Klaim lain juga menyebutkan menangani Covid-19 tidak perlu vaksin lantaran hanya menghambur-hamburkan anggaran.

Uang lebih baik dipakai untuk pengadaan tes PCR. Faktanya, PCR dibutuhkan untuk skrining penemuan kasus baru. Sedangkan, vaksin dipakai untuk pencegahan.

Hoaks lain seputar vaksin Covid-19 yakni tudingan bahwa uji klinis yang digelar di Bandung bersifat ecek-ecek lantaran jumlahnya terlalu sedikit hanya 1.620 orang.

Faktanya, uji klinis vaksin dilakukan secara multisenter di beberapa negara lain dengan jumlah total 30.490 orang.

Julitasari mengatakan ada pula argumen yang dituduhkan gerakan antivaksin terbukti palsu. Misalnya soal tudingan vaksin MMR menyebabkan autisme.

Faktanya, data yang dipublikasikan di majalah Lancet tidak benar. Majalah itu lantas menarik artikelnya pada 6 Februari 2010. Selain itu banyak riset membuktikan tuduhan vaksin MMR menyebabkan autisme tidak terbukti.

Mitos lain seputar vaksin Covid-19 misalnya sistem imun bayi tidak bisa mengatasi berbagai vaksin. Faktanya, justru makin kecil anak makin baik diberikan imunisasi. Vaksin hepatitis B misalnya diberikan saat masih bayi. Begitu pula vaksin Polio diberikan saat bayi masih di rumah sakit. Vaksin akan memberikan respons imun terhadap antigen yang masuk.

Dia meminta masyarakat tidak mudah terpancing isu hoaks seputar vaksin. Julitasari mengajar masyarakat mendapatkan informasi yang tepat melalui sumber terpercaya dan kredibel.

“Kami khawatir kelompok ini yang besar. Dan kelompok ini yang perlu kita perjuangkan bisa kita yakinkan bahwa isu-isu itu adalah hoaks dan percayalah pada pendapat pakar yang kemudian diadopsi pemerintah,” kata Septiaji.

Sementara, Ketua Presidium Masyarakat Anti Fitnah Indonesia (Mafindo) Septiaji Eko Nugroho, mengatakan selama pandemi pihaknya mencatat jumlah hoaks Covid-19 sangat masif.

Data Mafindo menunjukkan pada 2018, ditemukan 997 hoaks.

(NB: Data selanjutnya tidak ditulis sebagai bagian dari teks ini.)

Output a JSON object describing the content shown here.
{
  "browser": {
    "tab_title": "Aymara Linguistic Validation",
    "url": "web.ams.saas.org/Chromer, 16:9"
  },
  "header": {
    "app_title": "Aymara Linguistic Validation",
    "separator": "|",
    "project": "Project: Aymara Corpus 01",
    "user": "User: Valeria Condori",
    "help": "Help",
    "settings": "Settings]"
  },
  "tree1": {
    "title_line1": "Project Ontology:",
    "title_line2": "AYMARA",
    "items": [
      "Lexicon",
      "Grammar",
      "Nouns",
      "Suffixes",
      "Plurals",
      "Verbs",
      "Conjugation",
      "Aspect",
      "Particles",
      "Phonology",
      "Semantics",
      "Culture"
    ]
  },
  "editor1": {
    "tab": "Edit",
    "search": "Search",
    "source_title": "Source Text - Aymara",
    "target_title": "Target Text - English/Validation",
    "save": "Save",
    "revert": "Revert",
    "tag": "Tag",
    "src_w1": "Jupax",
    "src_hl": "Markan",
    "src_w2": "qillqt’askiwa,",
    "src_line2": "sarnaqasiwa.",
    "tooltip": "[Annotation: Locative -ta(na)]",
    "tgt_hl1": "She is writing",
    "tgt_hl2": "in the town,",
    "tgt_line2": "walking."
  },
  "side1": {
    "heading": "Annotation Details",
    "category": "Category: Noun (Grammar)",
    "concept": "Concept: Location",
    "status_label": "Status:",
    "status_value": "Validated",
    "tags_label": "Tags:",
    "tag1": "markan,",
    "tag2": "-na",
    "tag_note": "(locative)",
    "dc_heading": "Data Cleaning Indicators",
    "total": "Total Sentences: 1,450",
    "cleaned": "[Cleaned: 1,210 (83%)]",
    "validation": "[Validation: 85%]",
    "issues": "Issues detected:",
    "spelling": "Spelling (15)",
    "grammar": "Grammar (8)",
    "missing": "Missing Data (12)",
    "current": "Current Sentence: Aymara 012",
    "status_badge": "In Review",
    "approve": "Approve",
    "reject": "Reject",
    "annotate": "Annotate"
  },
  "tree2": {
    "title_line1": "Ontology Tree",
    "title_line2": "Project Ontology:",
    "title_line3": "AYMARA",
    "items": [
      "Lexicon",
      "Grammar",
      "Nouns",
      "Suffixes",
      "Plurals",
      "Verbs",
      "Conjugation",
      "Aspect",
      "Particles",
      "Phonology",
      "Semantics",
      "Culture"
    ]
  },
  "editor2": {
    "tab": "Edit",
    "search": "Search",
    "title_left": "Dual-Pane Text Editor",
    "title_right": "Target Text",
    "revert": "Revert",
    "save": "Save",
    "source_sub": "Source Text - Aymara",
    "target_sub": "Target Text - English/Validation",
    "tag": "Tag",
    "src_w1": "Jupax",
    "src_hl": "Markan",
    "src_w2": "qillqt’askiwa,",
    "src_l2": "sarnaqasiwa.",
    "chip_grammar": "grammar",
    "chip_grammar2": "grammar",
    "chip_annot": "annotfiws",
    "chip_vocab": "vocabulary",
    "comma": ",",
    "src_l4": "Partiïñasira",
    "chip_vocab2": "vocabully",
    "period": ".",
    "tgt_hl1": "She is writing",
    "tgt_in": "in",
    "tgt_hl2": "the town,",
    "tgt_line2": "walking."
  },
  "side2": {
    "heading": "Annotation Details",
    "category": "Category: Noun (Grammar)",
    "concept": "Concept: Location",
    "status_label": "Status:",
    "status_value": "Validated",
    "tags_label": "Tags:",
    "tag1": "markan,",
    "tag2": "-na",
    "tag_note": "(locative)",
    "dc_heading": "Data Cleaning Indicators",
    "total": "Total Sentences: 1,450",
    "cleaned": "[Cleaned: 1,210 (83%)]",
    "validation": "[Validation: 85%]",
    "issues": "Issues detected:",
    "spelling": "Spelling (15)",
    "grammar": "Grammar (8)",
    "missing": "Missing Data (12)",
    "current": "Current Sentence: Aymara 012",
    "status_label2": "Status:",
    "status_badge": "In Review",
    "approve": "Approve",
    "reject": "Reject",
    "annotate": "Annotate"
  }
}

Jumlah ini meningkat pada 2019 menjadi 1.221 hoaks seiring digelarnya Pemilu.

Namun, pada 2020, hingga 16 November, Mafindo mencatat ada 2.024 hoaks beredar di masyarakat.

Bahkan, pada Januari-November ditemukan ada 712 hoaks seputar Covid-19. Kondisi ini menempatkan Indonesia sebagai ranking kelima dunia persebaran rumor, stigma, dan teori konspirasi seputar Covid-19.

“Ini berdampak serius pada terjadinya konflik sosial di masyarakat, ketidakpercayaan, dan intimidasi terhadap rumah sakit dan tenaga kesehatan, abai protokol kesehatan, dan lainnya. Ancaman hoaks Covid-19 karena ini suatu hal lebih spesifik lagi. Kita menduga tingkat penerimaan hoaks vaksin akan dipengaruhi bagaimana mereka menerima hoaks tentang Covid-19,” kata Septiaji.

Rumor ini disebarkan oleh orang-orang yang kadang berprofesi sebagai dokter atau menjabat sebagai profesor.

Kondisi ini terlihat di media sosial yang melahirkan kelompok-kelompok baru yang gemar menyebarkan hoaks Covid-19.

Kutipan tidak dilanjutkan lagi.